Mente avventurosa di novantenne

I popoli e le civiltà  perdurano. Come ci sono terreni instabili geologicamente, “in maniera simile si comportano, da un punto di vista geomantico, quelle regioni in cui il mito non si è ancora raffreddato…. Se ci recassimo a perlustrare questi luoghi con un apparecchio simile a un contatore Geiger, potremmo rilevare potenti eruzioni. I terreni migliori sono quelli in cui dominarono popoli che, come i Celti, gli Etruschi e gli Aztechi, sono certamente scomparsi da un punto di vista politico, e tuttavia continuano ad abitare quelle terre. E poi ancora l’Asia minore, prima di Alessandro, e addrittura prima di Erodoto.
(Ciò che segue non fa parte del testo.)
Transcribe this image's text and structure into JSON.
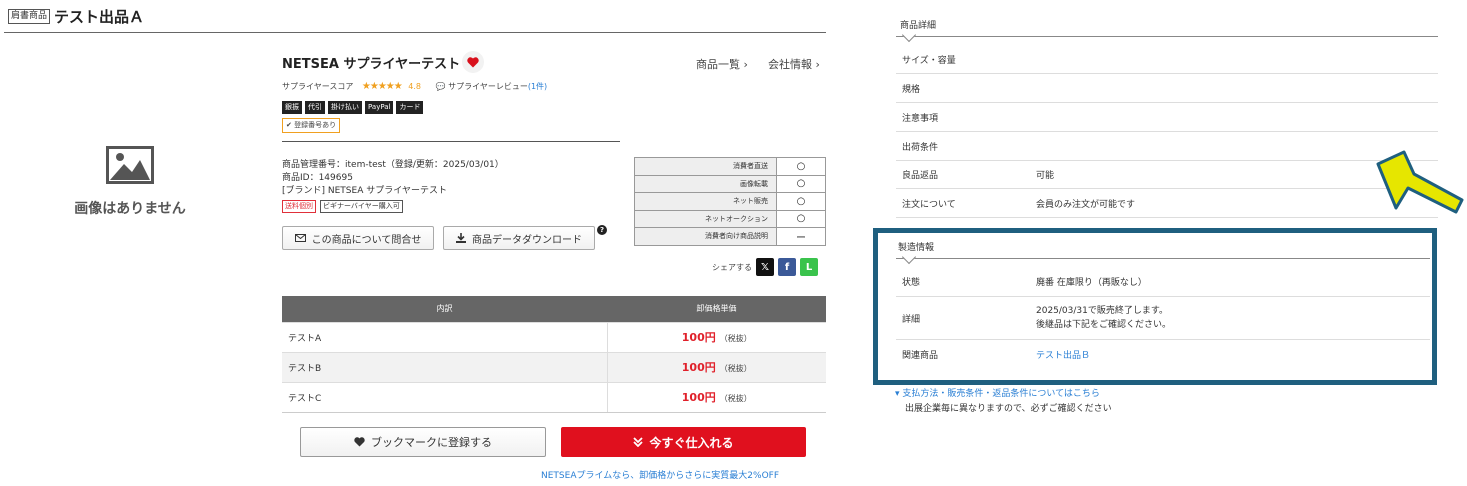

Alicarnasso, il Libano con il sangue di Adone, l’antica Persia” – non l’Italia, non Roma. 
Novello Antonio nella Tebaide, alle prese con lo spirito del tempo, il vecchissimo Jünger s’invola giovanile, disinvolto, per una serie di riflessioni occasionali, in forma di aforismi, poi via via concatenate, e dunque anche logiche (filosofiche), nel mondo come è – come appare e come quindi sarà. Con lo stesso passo sicuro con cui, quasi un secolo prima, aveva individuato il tempo del “lavoratore”, dell’applicazione pratica, tecnica. Il futuro naturalmente è in immagine, ma il vecchio-giovane saggio ne ha le chiavi, sa come leggere l’immaginazione.
“Da tempo ormai abiamo superato 1984 di Orwell”. “I successi economici e politici accelerano l’appiattimento, mentre il giro degli affari ne trae benefici”. “Ciascuna nazione ha il proprlo Eracle. Nessuo lo ha mai visto, tutti ne hanno sentito parlare”. “Lo stato d’animo diffuso nel mondo, come non potrebbe essere altrimenti a fine secolo, appare contraddittorio ed inestricabile: ora prometeico…. ora catastrofico”. Il repertorio è molto vario.
La “forbice” è quella di Atropo, che taglia\non taglia i fili della vita. Che ha un suo corso anche sotterraneo, e prosegue “oltre”. Un cammino non immaginario, fondato sui miti e documentato, aumentato, dall’imaginazione – che sa andare oltre l’apparenza.
Con una postfazione di Quirino Principe,  che situa l’opera nella vita (l’opera è per lo più del 1987, quando Jünger aveva 92 anni) e nella riflessione, inesausta. Principe richiama gli ansloghi viaggi “fantastici” di Borges e di Chesterston (“Orthodoxy”), ma in Jünger è diverso, il vagare apparente è scientifico, seppure di frontiera, di spazi estremi o poco frequentati. Qui specialmente intraprendente: lancia la palla lontano, come una fantasia tra il bizzarro e il confuso, e poi, dipanando il filo senza tagli di forbice, traccia un cammino sicuro, condivisibile. E senza pesantezze – quanto remoto dal suo amico Heidegger.